We “collectors” are hard at work and so many of the dance fans following the protest route have been asked more than once to contribute. I feel sorry for disrupting their experience of the solemn and striking piece. But then a young woman responds, “I told your colleague I would think about it, and now I am ready. I am really worried about the privatization of the health care system in my home, the Netherlands.” A rough looking guy comes up to us, a cigarette hanging out of his mouth, and asks: “What does the U.S.A. spend more money on, healthcare or the military? Healthcare! Because…” He follows me to two gents on a holiday (“legalize gay marriage in Northern Ireland!”) and goes on and on with facts and arguments about drug lobbying until I need to sprint four blocks to catch the marchers.

A young German couple holding hands are lingering on the sidewalk. They are ready; I sidle up. He answers, “I would like to protest against dumb protesters.” I raise an eyebrow. He continues, “The people who are the most sure that they are right about their slogans are usually the people who know the least, and the people who really know the most about a subject know that it is so complicated.” Next up, a family of tourists who are emerging from the S-Bahn. They confer in Hebrew and one daughter responds: “Black Lives Matter.” Another daughter asks me to cross it out. “That is a very violent organization. We don’t support them. Write instead, ‘Equality Between Races.’”

The three hour march through the city is so intense and overwhelming that only afterward do I compare notes with the other collectors and the marchers. We replay the many stories we heard, the touching moments and the lewd ones and the feeling of being so totally inundated with so many stories: the black woman who wanted the ability “to just exist as a person of color without having to always justify myself.” A woman pushing a shopping cart of bags who spit, “What nonsense! There are so many more important things to protest.”

After the marchers read the demands we collected on cards aloud, we post the cards to the windows of WAU. I know that behind each slogan from the other collectors is a story. I am really surprised that none mentions climate change. But this is the tension between the local and universal at the heart of the piece. At the Brandenburg Gate, I talk briefly with a thoughtful, softspoken young artist who explains his ambivalence as an American in Berlin, not wanting to assume that the issues he is passionate about are relevant here, wanting to be respectful of his environment.

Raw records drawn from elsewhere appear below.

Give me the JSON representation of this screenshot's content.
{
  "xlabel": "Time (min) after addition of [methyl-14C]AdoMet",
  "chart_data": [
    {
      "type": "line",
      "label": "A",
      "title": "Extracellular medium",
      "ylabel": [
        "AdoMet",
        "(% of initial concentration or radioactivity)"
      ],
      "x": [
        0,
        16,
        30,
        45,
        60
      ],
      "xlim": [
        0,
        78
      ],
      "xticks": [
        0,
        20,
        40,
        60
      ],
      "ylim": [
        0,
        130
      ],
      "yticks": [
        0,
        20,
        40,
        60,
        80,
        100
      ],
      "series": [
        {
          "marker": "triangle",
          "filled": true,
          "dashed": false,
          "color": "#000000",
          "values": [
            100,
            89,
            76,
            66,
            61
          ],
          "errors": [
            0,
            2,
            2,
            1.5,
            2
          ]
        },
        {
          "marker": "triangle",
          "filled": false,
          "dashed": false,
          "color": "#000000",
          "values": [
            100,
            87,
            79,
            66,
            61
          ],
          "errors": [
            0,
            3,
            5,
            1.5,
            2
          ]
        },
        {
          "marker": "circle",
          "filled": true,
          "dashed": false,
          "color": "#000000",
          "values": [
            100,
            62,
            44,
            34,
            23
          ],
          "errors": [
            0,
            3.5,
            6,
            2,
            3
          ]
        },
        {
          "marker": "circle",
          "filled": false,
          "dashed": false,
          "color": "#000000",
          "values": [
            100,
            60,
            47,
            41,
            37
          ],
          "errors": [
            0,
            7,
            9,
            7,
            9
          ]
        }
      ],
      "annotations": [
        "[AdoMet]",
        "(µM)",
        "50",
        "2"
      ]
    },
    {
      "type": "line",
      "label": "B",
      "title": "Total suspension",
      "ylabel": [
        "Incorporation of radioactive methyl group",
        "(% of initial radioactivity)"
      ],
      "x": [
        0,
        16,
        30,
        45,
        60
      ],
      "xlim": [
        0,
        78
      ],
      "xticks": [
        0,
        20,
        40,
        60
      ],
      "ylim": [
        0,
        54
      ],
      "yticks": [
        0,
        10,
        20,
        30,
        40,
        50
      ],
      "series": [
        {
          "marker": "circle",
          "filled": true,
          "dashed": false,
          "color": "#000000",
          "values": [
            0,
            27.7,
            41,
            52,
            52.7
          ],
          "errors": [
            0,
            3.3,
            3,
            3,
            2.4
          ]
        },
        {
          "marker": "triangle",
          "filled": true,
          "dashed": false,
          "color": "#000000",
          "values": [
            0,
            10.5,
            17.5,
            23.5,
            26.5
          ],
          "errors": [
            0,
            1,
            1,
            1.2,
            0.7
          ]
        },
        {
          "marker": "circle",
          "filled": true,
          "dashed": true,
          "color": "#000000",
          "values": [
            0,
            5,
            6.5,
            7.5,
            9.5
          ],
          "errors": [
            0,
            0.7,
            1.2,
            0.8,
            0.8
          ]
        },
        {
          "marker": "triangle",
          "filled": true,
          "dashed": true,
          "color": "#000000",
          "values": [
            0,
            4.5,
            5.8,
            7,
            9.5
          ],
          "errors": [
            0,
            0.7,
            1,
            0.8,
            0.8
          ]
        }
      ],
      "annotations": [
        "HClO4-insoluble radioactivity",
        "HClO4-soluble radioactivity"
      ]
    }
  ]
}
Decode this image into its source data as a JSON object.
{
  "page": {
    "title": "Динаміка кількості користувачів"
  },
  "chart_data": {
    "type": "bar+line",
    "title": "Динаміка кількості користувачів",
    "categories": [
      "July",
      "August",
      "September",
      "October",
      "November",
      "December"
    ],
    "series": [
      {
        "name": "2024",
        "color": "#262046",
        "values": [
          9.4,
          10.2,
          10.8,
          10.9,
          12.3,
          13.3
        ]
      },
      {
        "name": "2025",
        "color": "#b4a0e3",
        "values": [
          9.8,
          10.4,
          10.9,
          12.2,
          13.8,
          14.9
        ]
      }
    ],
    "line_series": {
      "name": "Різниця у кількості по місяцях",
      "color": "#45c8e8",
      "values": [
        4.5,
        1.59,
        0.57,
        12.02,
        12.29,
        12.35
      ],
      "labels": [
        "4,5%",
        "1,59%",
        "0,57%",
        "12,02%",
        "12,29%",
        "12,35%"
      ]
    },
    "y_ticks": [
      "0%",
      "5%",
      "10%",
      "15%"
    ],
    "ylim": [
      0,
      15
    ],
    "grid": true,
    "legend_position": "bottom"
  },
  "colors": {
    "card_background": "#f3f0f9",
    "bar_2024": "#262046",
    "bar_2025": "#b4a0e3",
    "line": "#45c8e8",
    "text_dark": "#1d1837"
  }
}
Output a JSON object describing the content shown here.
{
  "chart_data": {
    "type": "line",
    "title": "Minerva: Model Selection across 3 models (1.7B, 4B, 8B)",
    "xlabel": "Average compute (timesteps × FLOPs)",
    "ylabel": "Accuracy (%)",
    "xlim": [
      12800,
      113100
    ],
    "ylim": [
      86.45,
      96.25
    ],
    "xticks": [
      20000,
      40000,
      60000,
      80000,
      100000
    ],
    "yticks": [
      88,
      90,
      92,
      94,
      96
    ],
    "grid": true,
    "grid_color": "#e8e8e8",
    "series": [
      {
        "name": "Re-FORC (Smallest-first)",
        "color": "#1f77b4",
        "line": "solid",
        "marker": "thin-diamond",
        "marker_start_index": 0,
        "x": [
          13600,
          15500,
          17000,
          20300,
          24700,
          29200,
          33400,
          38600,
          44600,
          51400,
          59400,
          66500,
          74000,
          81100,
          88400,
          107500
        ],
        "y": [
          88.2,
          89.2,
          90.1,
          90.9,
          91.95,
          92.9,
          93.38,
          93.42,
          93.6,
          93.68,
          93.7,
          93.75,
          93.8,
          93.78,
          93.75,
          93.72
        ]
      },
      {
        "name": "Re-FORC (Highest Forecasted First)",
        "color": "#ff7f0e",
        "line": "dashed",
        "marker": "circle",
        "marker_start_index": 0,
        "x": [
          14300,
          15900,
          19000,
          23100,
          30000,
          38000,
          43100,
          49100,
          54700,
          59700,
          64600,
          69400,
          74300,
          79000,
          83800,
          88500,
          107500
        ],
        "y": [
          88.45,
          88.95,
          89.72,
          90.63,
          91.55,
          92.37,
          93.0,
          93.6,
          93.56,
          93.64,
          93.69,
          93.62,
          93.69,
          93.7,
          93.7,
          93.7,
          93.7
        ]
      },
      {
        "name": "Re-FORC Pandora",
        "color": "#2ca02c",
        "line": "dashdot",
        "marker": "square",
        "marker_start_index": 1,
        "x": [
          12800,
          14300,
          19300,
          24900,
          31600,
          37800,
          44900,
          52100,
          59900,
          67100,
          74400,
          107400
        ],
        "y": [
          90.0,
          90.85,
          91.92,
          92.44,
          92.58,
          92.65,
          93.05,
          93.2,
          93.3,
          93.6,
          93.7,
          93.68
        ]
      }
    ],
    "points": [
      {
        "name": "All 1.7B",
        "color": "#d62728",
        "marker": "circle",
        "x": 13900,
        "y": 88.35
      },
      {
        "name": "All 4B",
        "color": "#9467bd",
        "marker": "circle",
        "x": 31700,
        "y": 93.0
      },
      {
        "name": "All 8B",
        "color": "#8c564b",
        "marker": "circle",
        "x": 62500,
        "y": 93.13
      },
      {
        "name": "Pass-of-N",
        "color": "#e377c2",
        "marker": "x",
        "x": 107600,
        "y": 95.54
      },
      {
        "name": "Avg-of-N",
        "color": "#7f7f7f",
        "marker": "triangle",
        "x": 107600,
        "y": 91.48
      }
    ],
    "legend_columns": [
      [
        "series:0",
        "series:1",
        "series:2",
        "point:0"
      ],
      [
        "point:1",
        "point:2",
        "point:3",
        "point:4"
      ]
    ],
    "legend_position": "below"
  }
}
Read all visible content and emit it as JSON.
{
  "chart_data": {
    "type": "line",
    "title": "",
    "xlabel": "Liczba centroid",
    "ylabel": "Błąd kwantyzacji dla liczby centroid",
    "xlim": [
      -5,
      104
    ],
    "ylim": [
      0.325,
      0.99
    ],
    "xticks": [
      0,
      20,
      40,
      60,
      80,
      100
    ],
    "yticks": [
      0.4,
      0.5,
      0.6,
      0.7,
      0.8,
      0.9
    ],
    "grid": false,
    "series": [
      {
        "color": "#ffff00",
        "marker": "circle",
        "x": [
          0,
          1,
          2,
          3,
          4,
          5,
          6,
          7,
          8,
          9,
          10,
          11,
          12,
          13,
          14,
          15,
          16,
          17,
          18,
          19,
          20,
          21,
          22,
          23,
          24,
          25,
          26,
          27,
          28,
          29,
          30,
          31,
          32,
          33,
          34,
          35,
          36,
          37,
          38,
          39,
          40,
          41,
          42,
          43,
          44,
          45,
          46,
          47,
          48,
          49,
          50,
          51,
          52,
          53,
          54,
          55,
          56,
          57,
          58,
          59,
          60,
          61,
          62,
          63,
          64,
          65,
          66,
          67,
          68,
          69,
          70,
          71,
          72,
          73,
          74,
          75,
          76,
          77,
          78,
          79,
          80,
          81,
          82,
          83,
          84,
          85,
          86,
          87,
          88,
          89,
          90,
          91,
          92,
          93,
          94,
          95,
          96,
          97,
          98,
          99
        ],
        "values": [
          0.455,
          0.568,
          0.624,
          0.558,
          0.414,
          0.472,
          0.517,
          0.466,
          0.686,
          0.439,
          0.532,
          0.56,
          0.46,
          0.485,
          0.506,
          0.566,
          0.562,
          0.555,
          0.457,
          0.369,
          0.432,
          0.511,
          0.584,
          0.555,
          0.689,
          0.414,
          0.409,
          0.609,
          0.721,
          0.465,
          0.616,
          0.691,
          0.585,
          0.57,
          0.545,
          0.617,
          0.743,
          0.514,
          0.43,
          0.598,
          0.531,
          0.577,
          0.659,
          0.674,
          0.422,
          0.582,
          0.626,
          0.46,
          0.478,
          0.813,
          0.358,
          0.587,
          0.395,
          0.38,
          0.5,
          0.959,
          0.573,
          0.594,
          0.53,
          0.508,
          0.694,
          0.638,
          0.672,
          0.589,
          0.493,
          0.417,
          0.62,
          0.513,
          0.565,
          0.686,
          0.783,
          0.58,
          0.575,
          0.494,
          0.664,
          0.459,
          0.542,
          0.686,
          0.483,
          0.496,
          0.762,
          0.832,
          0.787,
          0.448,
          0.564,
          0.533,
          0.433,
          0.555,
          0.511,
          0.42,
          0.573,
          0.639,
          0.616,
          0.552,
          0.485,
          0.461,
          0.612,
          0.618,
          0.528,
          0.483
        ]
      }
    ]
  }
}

Then I am interrupted by a middle-aged German woman with purple hair who wants to know what we are protesting. By this point I have the response in German down pretty well: “This is actually a dance piece by the American artist Anna Halprin, who staged it on the streets of San Francisco in 1967. Now the French artist Anne Collod is replaying it with Tanz im August. What would you like to protest for or against?”

Then I am interrupted, again, by an American (“Excuse me! Hello! Do you speak English?!?!”) who asks whether or not we are affiliated with another man holding a sign on Pariser Platz. I tell her no. “Good,” she says, before asking me to translate the sign. “Then the piece is not political.” How do I respond to this? The marchers have already passed through the gate and are standing like a barricade, lining the curve of Ebertstraße just beyond, where the Wall once stood, feet planted firm like flag bearers, holding their white posters close to their chests. I gasp because the image is so beautiful. I run towards them.